Energy

Texas Grid Failure: Why More Heads Need To Roll


The Texas electricity market failed. In the words of ERCOT, the Electric Reliability Council of Texas, it functioned just as designed.  ERCOT congratulated itself for losing only 40% of the grid and is proceeding to settle transactions to transfer more than $50 billion from consumers to electricity generators. Why is there such an obvious disconnect?

The core premise of effective governance is that the officers and directors of any entity understand the business they govern.    The late Paul W. MacAvoy would state it this way: The purpose of the board of directors is to assist the CEO to develop the corporation’s strategy and then monitor performance. If performance is not up to expectations, the board must ask two questions. 

·      Is the strategy correct? If so, then the CEO is fired for failing to execute.

·      Is the strategy at fault? If so, then the CEO who developed the plan must go because a fresh start is needed.

With the Texas grid failure, the blame game from ERCOT and up through the chain of command above ERCOT indicates one of two things—the ERCOT board, Public Utility Commission, legislature and executive leadership of Texas never bothered to learn the business, or they turned a blind eye. 

ERCOT has two duties. The first is to manage the flow of electrons around Texas. Optimize. Call for generators to switch on. Shift electrons from one node to another. It is a complex system calling for instantaneous real-time automation and telecommunication. The goal is to provide consumers with reliable electricity.

The second duty is to manage and maintain an efficient, transparent electricity market. The goal is to provide consumers with cheap electricity. 

These two duties are in conflict. And ERCOT’s management failed spectacularly on both counts.  

The Blank Check

Can you trust this leader, regulator, company, or brother-in-law with a blank check? Texans did. Texans owe Texas electricity providers more than more than $50 billion for a few days of electricity. Let that sink in. It is one of the great fleecings of all time.

During the emergency ERCOT unilaterally raised the price offered to generators to the cap of $9,000 per megawatt hour, or $9.00 per kilowatt hour—and even higher for some ancillary services. Generation companies knew that increased demand against a constrained supply would skyrocket prices—it is a game taught in MBA programs. ERCOT has stated that it will pay the generators. If so, and if the free market Texas legislature does not step in, consumers will face the outcome expected when a monopolist runs a market: much less service at much higher prices. It was price gouging on a monstrous scale even as the governor was publicly asking to hunt down people charging $10 for a bottle of water.

With damage estimates alone approaching $90 billion, the total cost is rapidly approaching $140 billion to which must be added the dozens of lives lost due to hypothermia and disconnected life support equipment. 

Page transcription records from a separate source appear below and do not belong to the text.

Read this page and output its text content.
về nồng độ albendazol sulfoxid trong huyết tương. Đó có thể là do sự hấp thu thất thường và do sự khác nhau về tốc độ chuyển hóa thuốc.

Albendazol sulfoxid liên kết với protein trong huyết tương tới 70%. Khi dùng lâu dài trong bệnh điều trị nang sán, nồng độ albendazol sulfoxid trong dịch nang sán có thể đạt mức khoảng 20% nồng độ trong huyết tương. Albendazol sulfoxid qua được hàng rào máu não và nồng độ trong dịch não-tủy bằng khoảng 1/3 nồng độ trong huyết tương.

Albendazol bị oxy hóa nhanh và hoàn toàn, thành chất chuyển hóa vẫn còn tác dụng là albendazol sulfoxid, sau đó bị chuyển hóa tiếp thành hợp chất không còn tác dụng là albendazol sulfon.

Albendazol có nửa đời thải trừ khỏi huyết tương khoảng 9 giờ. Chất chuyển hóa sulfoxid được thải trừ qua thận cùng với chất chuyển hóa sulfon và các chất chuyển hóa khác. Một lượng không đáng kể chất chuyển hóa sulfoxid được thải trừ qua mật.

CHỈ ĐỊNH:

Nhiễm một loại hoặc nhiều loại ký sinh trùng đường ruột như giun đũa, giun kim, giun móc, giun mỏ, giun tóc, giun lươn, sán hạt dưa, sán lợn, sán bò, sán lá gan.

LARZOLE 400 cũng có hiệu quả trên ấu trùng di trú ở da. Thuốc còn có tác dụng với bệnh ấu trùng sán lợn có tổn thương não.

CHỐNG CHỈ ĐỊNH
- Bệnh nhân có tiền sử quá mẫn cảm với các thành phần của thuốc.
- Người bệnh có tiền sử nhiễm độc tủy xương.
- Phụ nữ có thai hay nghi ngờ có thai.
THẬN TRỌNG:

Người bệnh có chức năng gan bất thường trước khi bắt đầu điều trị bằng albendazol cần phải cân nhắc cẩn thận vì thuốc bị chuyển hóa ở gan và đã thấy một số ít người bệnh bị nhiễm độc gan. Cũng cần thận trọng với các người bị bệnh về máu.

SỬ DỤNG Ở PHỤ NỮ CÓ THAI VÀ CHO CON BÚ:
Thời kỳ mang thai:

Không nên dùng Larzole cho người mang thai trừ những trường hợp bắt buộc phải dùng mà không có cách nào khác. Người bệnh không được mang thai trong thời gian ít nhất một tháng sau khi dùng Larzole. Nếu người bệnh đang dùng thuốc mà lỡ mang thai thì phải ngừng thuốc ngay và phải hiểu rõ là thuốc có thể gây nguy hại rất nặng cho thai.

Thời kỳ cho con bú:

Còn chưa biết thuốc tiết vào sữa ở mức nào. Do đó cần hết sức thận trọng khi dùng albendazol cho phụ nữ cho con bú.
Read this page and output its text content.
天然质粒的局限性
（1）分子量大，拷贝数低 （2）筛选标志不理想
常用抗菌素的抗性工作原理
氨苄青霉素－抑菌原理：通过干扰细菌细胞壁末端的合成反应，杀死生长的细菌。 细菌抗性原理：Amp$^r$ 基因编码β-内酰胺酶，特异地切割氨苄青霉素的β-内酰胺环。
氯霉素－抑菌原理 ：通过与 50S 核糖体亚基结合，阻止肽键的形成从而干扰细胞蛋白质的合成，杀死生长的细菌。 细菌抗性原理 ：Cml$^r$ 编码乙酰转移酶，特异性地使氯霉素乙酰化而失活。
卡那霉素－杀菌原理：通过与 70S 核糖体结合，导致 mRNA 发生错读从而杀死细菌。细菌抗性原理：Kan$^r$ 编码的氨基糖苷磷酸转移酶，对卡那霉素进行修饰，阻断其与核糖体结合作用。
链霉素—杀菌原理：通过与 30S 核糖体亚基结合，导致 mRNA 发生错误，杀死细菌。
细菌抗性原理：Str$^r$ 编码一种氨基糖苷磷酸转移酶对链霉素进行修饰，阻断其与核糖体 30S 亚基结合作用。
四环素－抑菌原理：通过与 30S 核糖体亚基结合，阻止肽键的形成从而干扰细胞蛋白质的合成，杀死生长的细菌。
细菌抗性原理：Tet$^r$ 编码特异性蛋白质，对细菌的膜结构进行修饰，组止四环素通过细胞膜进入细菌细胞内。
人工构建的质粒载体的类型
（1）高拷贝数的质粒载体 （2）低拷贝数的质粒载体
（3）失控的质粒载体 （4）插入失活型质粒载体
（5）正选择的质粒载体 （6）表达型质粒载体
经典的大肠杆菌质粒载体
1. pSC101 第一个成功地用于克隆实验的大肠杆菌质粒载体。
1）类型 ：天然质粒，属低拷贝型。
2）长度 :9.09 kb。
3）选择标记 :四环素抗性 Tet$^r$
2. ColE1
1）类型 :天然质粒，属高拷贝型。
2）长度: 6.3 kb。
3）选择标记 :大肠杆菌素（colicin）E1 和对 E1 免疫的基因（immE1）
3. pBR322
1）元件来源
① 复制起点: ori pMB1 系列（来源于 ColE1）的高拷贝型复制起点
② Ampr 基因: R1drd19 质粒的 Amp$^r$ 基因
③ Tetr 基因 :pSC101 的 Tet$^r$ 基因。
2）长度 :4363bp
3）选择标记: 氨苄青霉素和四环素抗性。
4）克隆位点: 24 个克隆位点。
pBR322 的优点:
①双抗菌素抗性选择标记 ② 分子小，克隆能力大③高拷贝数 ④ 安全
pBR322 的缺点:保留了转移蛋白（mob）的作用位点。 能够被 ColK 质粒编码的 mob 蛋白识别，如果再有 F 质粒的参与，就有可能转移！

Where is the accountability?

The Chair of the Public Utility Commission resigned and blamed everyone for not heeding ten years’ of warnings. Why did she take the job in the first place? ERCOT’s out of state directors have left. One astutely observed that the ERCOT system collapse was a Texas problem. Others are trickling out the door.  Resigning will not save them from the days ahead of excruciating depositions and examinations.

The opaqueness of ERCOT is well-known. On one hand, ERCOT claims sovereign immunity, a royal doctrine that claims immunity from lawsuits as a government entity. On the other hand, ERCOT steadfastly claims that it is not subject to open records requests because it is a private enterprise. The Texas State Supreme Court will decide this issue shortly. 

When challenged on outright market manipulation, ERCOT routinely decides in favor of generators as it did in 2014 when one company ripped off the public for more than $300 million—a spectacular amount that was highlighted by ERCOT’s Independent Market Monitor. Today, that role is played by a person hired directly from ERCOT. Revolving door?

ERCOT is overseen by the Public Utility Commission of Texas. The three commissioners are appointed by the Governor and currently includes a former spokesperson for ERCOT.  A revolving door.  The PUC commissioners under Governor Rick Perry included a panel comprised completely of right-of-way lawyers who rubber stamped massive expenditures on transmission lines across the state. PUC commissioners incur no costs for the consequences of their actions.

Undoubtedly the generation companies will be vilified not just by the public but by their shareholders. It’s a cinch that their own employees suffered. Not having equipment ready to respond to the polar vortex may be malfeasance, or it may be willful conduct and tacit collusion with other generation companies to force the ERCOT market into a short squeeze. The payoff? Driving the average $36 per megawatt hour price to $9.000 per megawatt hour is a powerful incentive. Legal? Unconscionable? Who else helped themselves to $50 billion during week of February 14?

Many will dissect the failures in terms of molecules-and-electrons. But the genesis was the failure of leadership by the Texas government, the Public Utility Commission of Texas, ERCOT, and the generation companies. The investigations will determine if they were incompetent or dishonest.